BookmarkSubscribeRSS Feed
☑ This topic is solved. Need further help from the community? Please sign in and ask a new question.
dandar
Obsidian | Level 7

I am trying to perform a 1-sided group sequential design using proc seqdesign. I am not too familiar with group sequential designs but believe the issues I am experiencing are not knowing how to "drive the software" rather than GSD-related (I may be wrong however!). In advance I appreciate your time looking at this.

 

The settings are an assumed hazard ratio of 0.3 (<1 favours active treatment) against a threshold of 1 (i.e. testing for superiority at the smallest possible HR of 1). I want 90% power and 2.5% 1-sided type 1 errors. The control arm response rate is 1% events observed in 1 year, and for subject numbers I have chosen a followup time of 1 year and an accrual period of 1 year. The subject numbers is not the primary question, but rather the function "twosamplesurvival" in proc seqdesign uses these inputs. So take these as examples only.

 

Using the following proc power code I get event numbers required of 28 (I "manually" set "numbersubintervals=2" to get 29 to agree with R output of 29 events - increasing this increases event numbers, but this discrepancy is not my primary question - however any thoughts would be welcome). Later I am interested in testing against HR<1 but proc power only seems to test against HR=1 (again any thoughts welcome).

 

%let Lambda_cnt=0.01005; %let AT = 1; %let FUT=1; %let HR=0.3; %let alpha=0.025; %let beta=0.1; 

proc power; twosamplesurvival test=logrank refsurvexphazard = &Lambda_cnt. hazardratio = &HR. accrualtime = %sysevalf(&AT.) followuptime = %sysevalf(&FUT.) groupweights = (1 1) eventstotal=. alpha=&alpha power = %sysevalf(1-&beta.) sides=U nsubinterval=2; run;

The following two code snippets are exactly the same except the first uses "alt=lower" since I want to do a lower 1-sided test. however I get a warning about the sample size procedure not being used. The second snippet runs fine but with an upper boundary with an assumed effect size switched to being positive (the drift parameter in the first is negative as expected, but the second is simply switched to being positive). 

 

So my first question is why can I not force SAS to give me a lower test?

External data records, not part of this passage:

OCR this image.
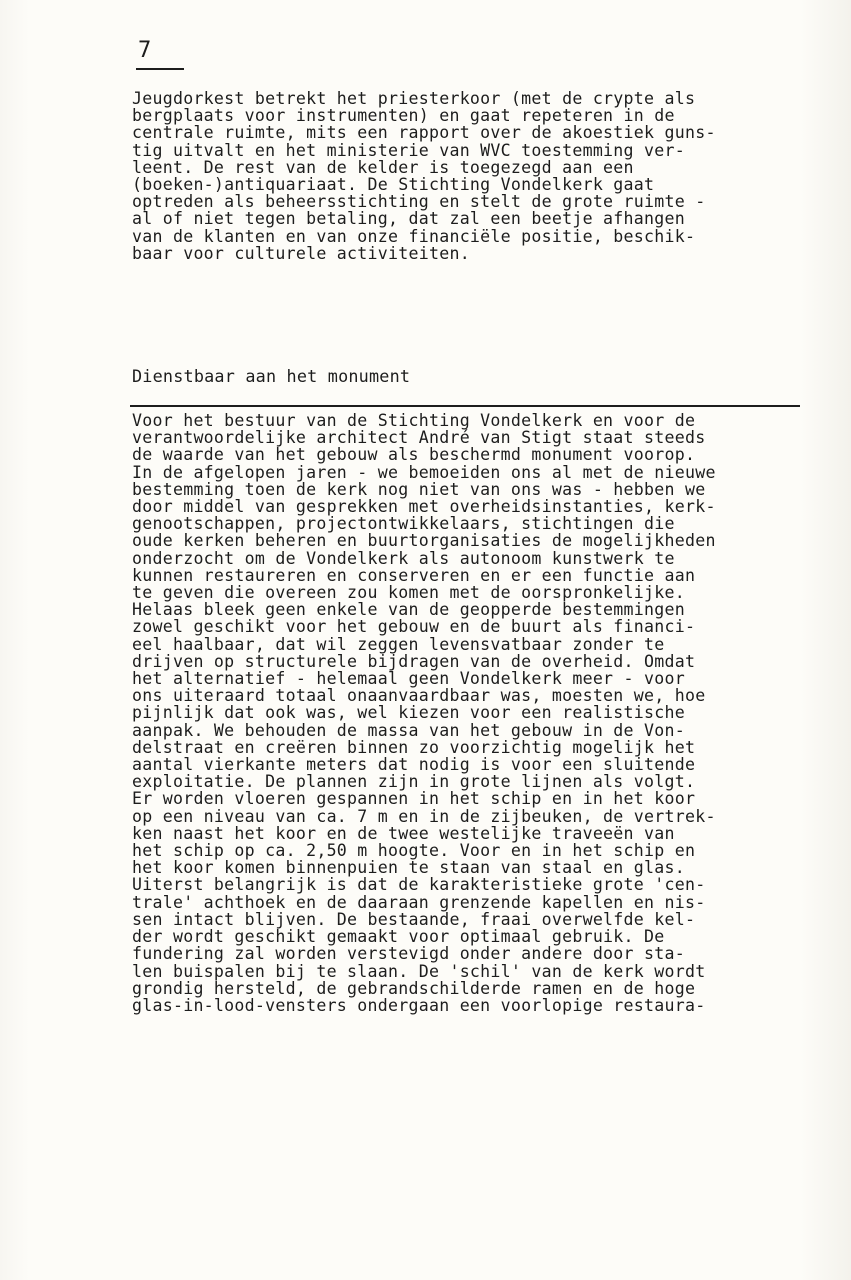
7
Jeugdorkest betrekt het priesterkoor (met de crypte als
bergplaats voor instrumenten) en gaat repeteren in de
centrale ruimte, mits een rapport over de akoestiek guns-
tig uitvalt en het ministerie van WVC toestemming ver-
leent. De rest van de kelder is toegezegd aan een
(boeken-)antiquariaat. De Stichting Vondelkerk gaat
optreden als beheersstichting en stelt de grote ruimte -
al of niet tegen betaling, dat zal een beetje afhangen
van de klanten en van onze financiële positie, beschik-
baar voor culturele activiteiten.
Dienstbaar aan het monument
Voor het bestuur van de Stichting Vondelkerk en voor de
verantwoordelijke architect André van Stigt staat steeds
de waarde van het gebouw als beschermd monument voorop.
In de afgelopen jaren - we bemoeiden ons al met de nieuwe
bestemming toen de kerk nog niet van ons was - hebben we
door middel van gesprekken met overheidsinstanties, kerk-
genootschappen, projectontwikkelaars, stichtingen die
oude kerken beheren en buurtorganisaties de mogelijkheden
onderzocht om de Vondelkerk als autonoom kunstwerk te
kunnen restaureren en conserveren en er een functie aan
te geven die overeen zou komen met de oorspronkelijke.
Helaas bleek geen enkele van de geopperde bestemmingen
zowel geschikt voor het gebouw en de buurt als financi-
eel haalbaar, dat wil zeggen levensvatbaar zonder te
drijven op structurele bijdragen van de overheid. Omdat
het alternatief - helemaal geen Vondelkerk meer - voor
ons uiteraard totaal onaanvaardbaar was, moesten we, hoe
pijnlijk dat ook was, wel kiezen voor een realistische
aanpak. We behouden de massa van het gebouw in de Von-
delstraat en creëren binnen zo voorzichtig mogelijk het
aantal vierkante meters dat nodig is voor een sluitende
exploitatie. De plannen zijn in grote lijnen als volgt.
Er worden vloeren gespannen in het schip en in het koor
op een niveau van ca. 7 m en in de zijbeuken, de vertrek-
ken naast het koor en de twee westelijke traveeën van
het schip op ca. 2,50 m hoogte. Voor en in het schip en
het koor komen binnenpuien te staan van staal en glas.
Uiterst belangrijk is dat de karakteristieke grote 'cen-
trale' achthoek en de daaraan grenzende kapellen en nis-
sen intact blijven. De bestaande, fraai overwelfde kel-
der wordt geschikt gemaakt voor optimaal gebruik. De
fundering zal worden verstevigd onder andere door sta-
len buispalen bij te slaan. De 'schil' van de kerk wordt
grondig hersteld, de gebrandschilderde ramen en de hoge
glas-in-lood-vensters ondergaan een voorlopige restaura-
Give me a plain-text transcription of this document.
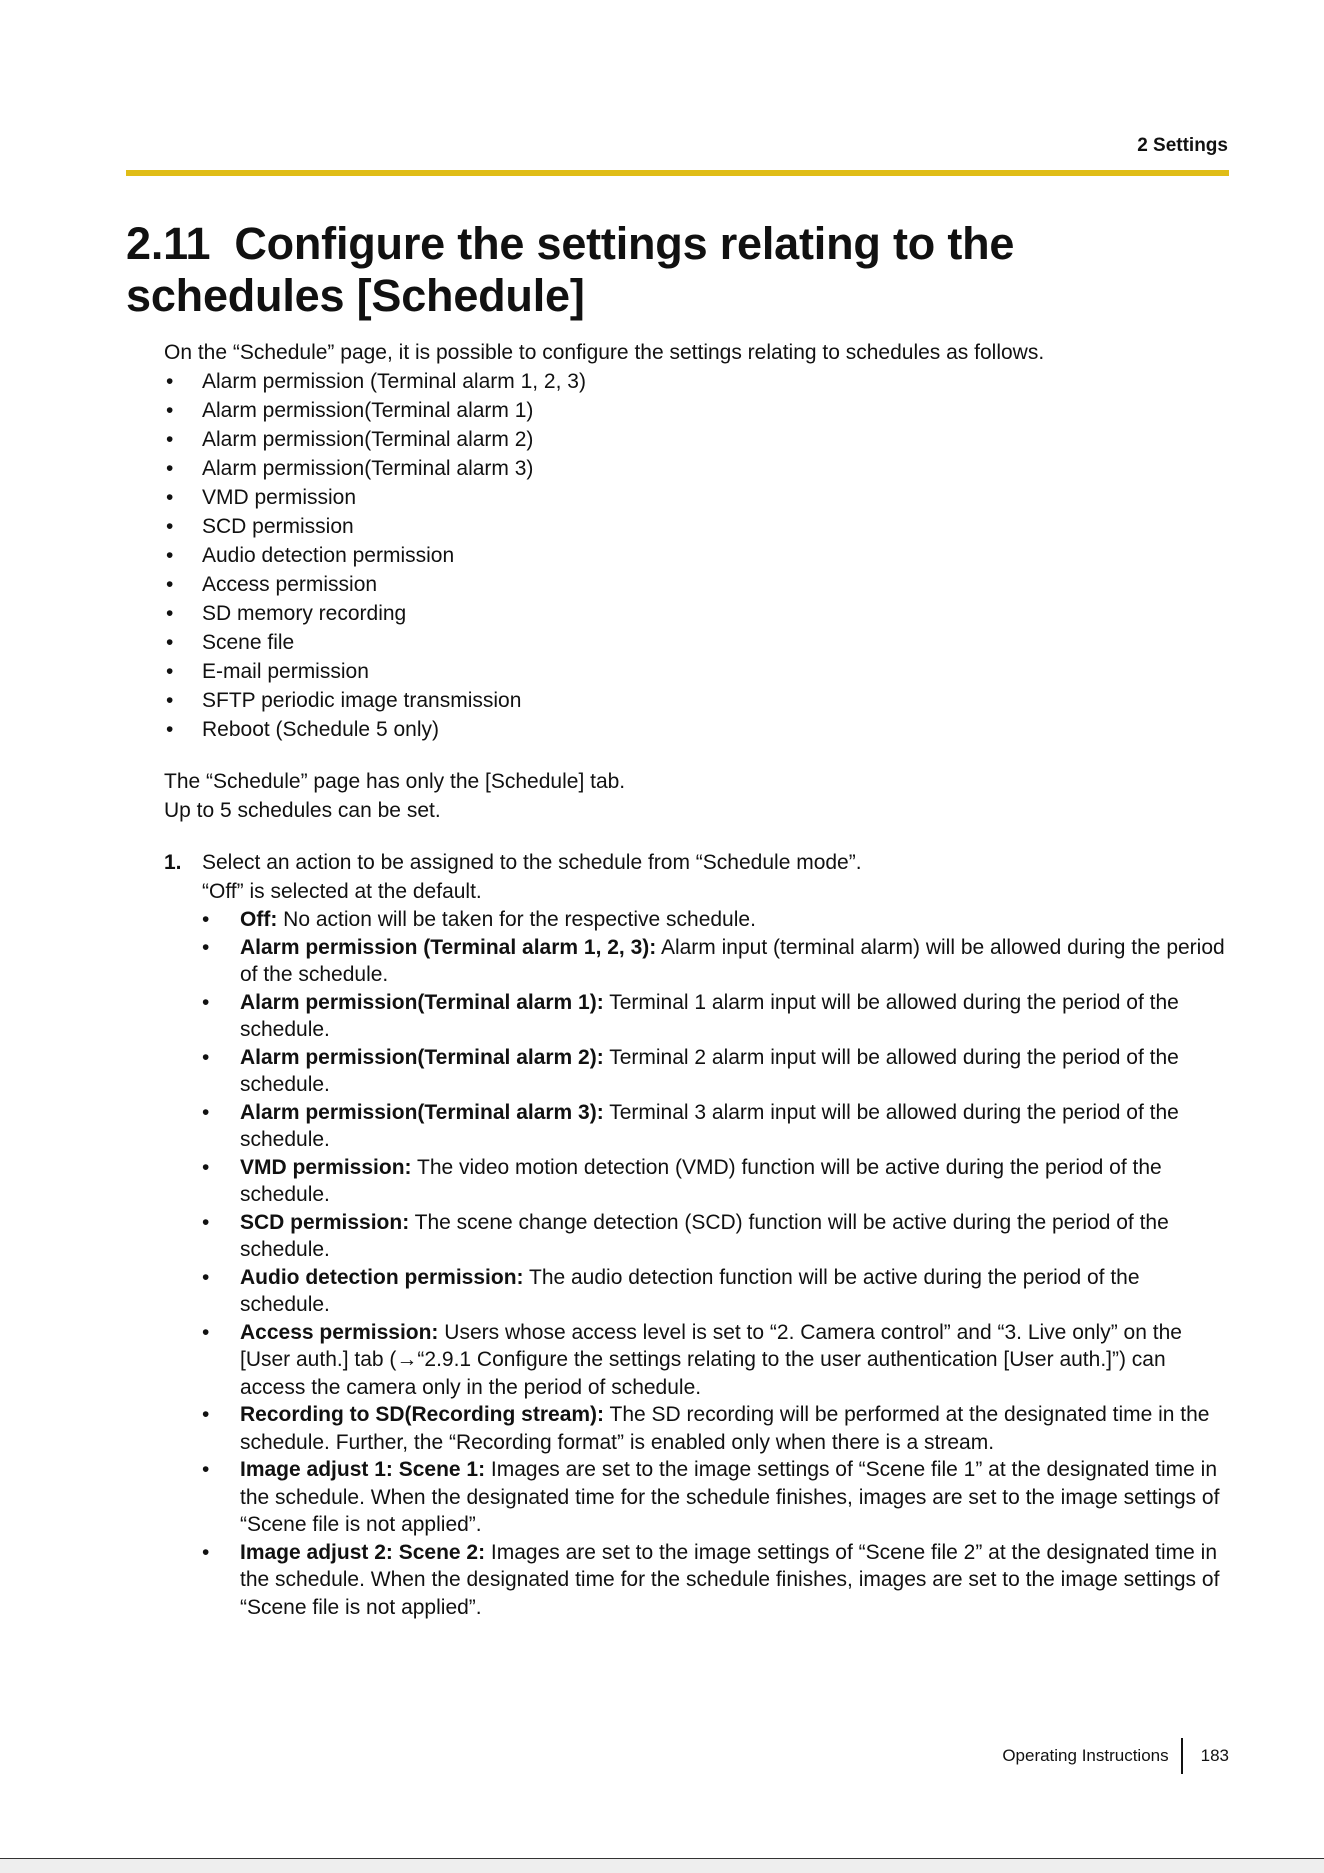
2 Settings
2.11 Configure the settings relating to the schedules [Schedule]

On the “Schedule” page, it is possible to configure the settings relating to schedules as follows.

• Alarm permission (Terminal alarm 1, 2, 3)
• Alarm permission(Terminal alarm 1)
• Alarm permission(Terminal alarm 2)
• Alarm permission(Terminal alarm 3)
• VMD permission
• SCD permission
• Audio detection permission
• Access permission
• SD memory recording
• Scene file
• E-mail permission
• SFTP periodic image transmission
• Reboot (Schedule 5 only)

The “Schedule” page has only the [Schedule] tab.

Up to 5 schedules can be set.

1. Select an action to be assigned to the schedule from “Schedule mode”.

“Off” is selected at the default.

• Off: No action will be taken for the respective schedule.
• Alarm permission (Terminal alarm 1, 2, 3): Alarm input (terminal alarm) will be allowed during the period of the schedule.
• Alarm permission(Terminal alarm 1): Terminal 1 alarm input will be allowed during the period of the schedule.
• Alarm permission(Terminal alarm 2): Terminal 2 alarm input will be allowed during the period of the schedule.
• Alarm permission(Terminal alarm 3): Terminal 3 alarm input will be allowed during the period of the schedule.
• VMD permission: The video motion detection (VMD) function will be active during the period of the schedule.
• SCD permission: The scene change detection (SCD) function will be active during the period of the schedule.
• Audio detection permission: The audio detection function will be active during the period of the schedule.
• Access permission: Users whose access level is set to “2. Camera control” and “3. Live only” on the [User auth.] tab (→“2.9.1 Configure the settings relating to the user authentication [User auth.]”) can access the camera only in the period of schedule.
• Recording to SD(Recording stream): The SD recording will be performed at the designated time in the schedule. Further, the “Recording format” is enabled only when there is a stream.
• Image adjust 1: Scene 1: Images are set to the image settings of “Scene file 1” at the designated time in the schedule. When the designated time for the schedule finishes, images are set to the image settings of “Scene file is not applied”.
• Image adjust 2: Scene 2: Images are set to the image settings of “Scene file 2” at the designated time in the schedule. When the designated time for the schedule finishes, images are set to the image settings of “Scene file is not applied”.
Operating Instructions 183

It appears the results are fine (just "flipped" to be an upper test), but I find this annoying and also unsettling (i.e I am not at all sure I am using the right code). I have been looking at the help documents for a long time and if I have missed a simple option I would be amazed (although I have been known to miss these things!).

 

%let HR_thresh = 1;

title "alt=lower: Sample size statement not working";
proc seqdesign altref=%sysfunc(log(&HR.))  stopprob errspend plots=boundary plots=power plots=ASN plots=errspend;
ods output Boundary=BI SampleSizeSummary=SSS_D stopprob=stoprob samplesizesummary=sss errspend=errspend;
           
   OBrienFleming: design nstages=2 method=obf alpha=&alpha. beta=&beta. alt=lower stop=reject  ;
   samplesize model=twosamplesurvival 
                      (nullhazard=%sysevalf(&Lambda_cnt.*&HR_thresh.) &Lambda_cnt.                       
                      hazardratio=%sysevalf(&HR.) 
                      acctime=&AT. accrual=UNIFORM  foltime=&FUT.);
run;


title "alt=upper: Sample size statement  working";
proc seqdesign altref=%sysfunc(log(&HR.))  stopprob errspend plots=boundary plots=power plots=ASN plots=errspend;
ods output Boundary=BI SampleSizeSummary=SSS_D stopprob=stoprob samplesizesummary=sss errspend=errspend;
           
   OBrienFleming: design nstages=2 method=obf alpha=0.025 beta=&beta. alt=upper stop=reject  ;
   samplesize model=twosamplesurvival 
                      (nullhazard=%sysevalf(&Lambda_cnt.*&HR_thresh.) &Lambda_cnt.                       
                      hazardratio=%sysevalf(&HR.) 
                      acctime=&AT. accrual=UNIFORM  foltime=&FUT.);
run;

 

The following is an image of the error for the first code snippet;

 

dandar_1-1691428680598.png

 

My second question relates to the threshold. If I set HR_threshold to 0.9 my R sample sizing tells me I need 35 events now rather than 29 due to the more stringent test. But SAS output event numbers stay at 29 (even though a new line appears accounting for this change - circled in red). So what am I doing wrong here?

 

 

 

dandar_2-1691429321697.png

 

 

1 ACCEPTED SOLUTION

Accepted Solutions
clayt85
SAS Employee

Interesting. I see the problem. Here are my results when I run your program exactly as written.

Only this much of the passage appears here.